There are legitimate questions about this report, which the authors concede. For example, how good are the data? Telephone surveys have limitations, and the CDC admits some problems with theirs. Sampling a proportion of the overall population results in fewer black than white women in the survey, which leads to the data for black women being less robust. Also, what are the relative conditions of Pittsburgh women, black and white, when it comes to health insurance coverage and economic circumstances? Again, available data are mixed and hardly determinative. Health insurance coverage in the Pittsburgh region is high by national and benchmark standards. On the other hand, black women in Pittsburgh report much higher rates of concern about the inhibiting nature of health care costs than do whites.

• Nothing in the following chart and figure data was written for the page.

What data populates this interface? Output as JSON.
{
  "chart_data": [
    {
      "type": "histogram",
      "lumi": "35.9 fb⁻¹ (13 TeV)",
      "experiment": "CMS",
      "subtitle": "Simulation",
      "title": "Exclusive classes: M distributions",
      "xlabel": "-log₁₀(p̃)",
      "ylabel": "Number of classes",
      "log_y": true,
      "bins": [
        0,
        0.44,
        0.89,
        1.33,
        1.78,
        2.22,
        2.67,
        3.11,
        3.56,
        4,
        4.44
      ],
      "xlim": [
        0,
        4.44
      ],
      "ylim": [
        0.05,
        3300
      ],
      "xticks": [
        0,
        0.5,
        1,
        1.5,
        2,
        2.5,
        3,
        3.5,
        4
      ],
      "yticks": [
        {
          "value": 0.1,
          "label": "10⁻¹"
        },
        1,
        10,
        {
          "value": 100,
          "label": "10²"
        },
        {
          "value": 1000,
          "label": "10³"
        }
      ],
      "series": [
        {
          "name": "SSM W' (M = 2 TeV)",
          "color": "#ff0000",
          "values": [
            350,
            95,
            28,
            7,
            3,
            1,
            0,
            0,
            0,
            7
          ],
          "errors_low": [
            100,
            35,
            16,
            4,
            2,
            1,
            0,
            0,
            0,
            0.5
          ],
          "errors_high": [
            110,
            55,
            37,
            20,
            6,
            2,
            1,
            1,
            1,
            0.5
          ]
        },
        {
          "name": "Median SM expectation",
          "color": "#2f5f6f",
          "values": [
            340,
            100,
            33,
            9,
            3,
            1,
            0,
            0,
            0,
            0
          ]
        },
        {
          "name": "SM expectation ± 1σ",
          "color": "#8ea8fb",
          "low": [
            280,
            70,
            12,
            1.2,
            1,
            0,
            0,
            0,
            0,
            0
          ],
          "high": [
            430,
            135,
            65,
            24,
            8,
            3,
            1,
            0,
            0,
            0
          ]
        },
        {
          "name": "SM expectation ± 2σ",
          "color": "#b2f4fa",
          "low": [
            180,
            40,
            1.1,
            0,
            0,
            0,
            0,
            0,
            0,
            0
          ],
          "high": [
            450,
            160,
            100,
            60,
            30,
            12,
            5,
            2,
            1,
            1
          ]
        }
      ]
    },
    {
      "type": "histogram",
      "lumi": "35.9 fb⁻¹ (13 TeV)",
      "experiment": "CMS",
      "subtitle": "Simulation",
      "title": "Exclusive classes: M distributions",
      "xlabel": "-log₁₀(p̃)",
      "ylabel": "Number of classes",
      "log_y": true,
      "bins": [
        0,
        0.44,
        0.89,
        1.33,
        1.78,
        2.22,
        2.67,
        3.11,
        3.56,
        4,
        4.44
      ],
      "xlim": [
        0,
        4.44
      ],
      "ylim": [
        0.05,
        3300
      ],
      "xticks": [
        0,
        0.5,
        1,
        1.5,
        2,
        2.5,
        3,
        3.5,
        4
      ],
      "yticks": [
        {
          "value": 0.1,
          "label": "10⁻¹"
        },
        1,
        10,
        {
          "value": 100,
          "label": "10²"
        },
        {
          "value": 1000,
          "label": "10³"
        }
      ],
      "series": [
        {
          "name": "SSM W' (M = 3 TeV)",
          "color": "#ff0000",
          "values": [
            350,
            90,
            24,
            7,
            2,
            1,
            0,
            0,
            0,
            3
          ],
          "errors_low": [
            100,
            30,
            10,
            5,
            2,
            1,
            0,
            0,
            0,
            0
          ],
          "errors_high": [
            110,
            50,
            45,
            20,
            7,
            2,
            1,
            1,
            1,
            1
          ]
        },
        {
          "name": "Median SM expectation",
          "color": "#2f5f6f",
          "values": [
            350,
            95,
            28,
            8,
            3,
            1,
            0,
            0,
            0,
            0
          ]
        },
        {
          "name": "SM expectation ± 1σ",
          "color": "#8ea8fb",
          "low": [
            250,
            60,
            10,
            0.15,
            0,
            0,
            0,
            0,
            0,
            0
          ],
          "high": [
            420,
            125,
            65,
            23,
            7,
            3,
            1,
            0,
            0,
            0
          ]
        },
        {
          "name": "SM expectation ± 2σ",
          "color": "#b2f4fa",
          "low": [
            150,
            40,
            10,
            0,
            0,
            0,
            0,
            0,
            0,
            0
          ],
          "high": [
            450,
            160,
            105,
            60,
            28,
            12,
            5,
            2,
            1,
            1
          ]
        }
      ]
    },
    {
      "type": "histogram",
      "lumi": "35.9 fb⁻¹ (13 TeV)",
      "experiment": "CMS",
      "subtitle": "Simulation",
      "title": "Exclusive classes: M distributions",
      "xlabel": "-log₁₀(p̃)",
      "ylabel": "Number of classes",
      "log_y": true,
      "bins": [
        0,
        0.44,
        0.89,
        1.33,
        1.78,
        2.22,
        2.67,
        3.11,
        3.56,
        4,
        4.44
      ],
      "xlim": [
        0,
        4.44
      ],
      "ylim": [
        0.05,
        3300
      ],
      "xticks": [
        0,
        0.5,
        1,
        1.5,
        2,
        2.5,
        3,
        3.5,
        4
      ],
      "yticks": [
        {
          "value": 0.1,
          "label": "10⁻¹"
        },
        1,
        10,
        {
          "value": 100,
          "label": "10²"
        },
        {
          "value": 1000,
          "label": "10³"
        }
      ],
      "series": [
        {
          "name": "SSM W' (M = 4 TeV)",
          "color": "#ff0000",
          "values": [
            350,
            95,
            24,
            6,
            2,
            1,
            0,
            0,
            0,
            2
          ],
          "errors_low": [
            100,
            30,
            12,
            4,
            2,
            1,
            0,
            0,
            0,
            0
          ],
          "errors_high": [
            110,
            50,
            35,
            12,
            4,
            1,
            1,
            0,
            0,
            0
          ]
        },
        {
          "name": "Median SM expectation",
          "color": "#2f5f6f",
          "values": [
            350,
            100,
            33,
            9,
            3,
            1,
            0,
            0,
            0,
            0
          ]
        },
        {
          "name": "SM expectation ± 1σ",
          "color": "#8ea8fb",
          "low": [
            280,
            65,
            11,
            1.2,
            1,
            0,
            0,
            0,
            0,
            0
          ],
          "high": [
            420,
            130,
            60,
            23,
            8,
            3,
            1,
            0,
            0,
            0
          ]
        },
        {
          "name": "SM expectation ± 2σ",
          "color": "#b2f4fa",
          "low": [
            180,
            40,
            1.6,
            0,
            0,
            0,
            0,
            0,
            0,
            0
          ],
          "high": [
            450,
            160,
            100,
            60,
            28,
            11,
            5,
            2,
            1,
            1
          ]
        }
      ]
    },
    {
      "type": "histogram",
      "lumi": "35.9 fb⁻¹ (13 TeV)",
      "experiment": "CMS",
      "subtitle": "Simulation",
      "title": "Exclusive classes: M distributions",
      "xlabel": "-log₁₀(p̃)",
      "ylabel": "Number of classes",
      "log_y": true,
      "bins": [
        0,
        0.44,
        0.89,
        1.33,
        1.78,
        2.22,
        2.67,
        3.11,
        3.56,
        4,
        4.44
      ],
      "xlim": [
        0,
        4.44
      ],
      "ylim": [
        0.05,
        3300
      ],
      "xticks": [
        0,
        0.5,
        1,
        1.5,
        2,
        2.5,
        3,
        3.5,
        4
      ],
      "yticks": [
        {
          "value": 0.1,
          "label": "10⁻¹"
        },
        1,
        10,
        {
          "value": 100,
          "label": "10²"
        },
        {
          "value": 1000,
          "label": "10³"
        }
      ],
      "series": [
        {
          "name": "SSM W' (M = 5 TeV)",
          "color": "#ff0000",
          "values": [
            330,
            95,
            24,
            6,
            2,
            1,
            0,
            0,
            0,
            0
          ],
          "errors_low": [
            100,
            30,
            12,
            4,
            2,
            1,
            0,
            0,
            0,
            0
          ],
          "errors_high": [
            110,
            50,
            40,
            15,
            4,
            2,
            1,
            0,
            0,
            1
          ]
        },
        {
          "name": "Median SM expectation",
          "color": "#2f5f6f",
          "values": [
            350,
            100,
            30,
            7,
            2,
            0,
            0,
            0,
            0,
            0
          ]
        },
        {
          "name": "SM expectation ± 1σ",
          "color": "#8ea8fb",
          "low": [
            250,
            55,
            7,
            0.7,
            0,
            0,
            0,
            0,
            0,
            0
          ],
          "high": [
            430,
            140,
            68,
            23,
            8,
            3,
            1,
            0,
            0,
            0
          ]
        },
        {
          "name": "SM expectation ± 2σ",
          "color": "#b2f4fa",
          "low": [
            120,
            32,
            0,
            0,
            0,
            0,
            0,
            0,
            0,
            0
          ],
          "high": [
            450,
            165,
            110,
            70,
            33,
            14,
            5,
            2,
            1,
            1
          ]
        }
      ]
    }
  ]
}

Yet despite this negativity, black Pittsburgh women are more positive than their counterparts in other benchmark regions and the nation when their economic concerns relate to health.
But for all the extenuating circumstances, the reality of the data remains: The rates at which Pittsburgh women use proven tests that are unarguably helpful in the reduction of cancer deaths is low. And as Goldstein and Kenkre report, this makes a difference:
“Unfortunately, the breast cancer mortality rates in the Pittsburgh region are higher for both white and black women than for the rest of the United States and the benchmark regions. The mortality rate for white women in 2004 (the last year for which data are available) was 27.3 per 100,000, compared with the benchmark average of 24.9 and the national average of 23.8. For black women, the Pittsburgh MSA mortality rate for breast cancer was 34.2, as compared to the benchmark average of 31.7 and the national average of 32.3…”
“Data can be expected to move back and forth through the years, but the findings are consistent. Mammography is a proven preventive measure for the early detection of breast cancer when it is far more likely to be treatable. Low mammography rates predict that more women in our area will die of breast cancer—and that is what is happening.”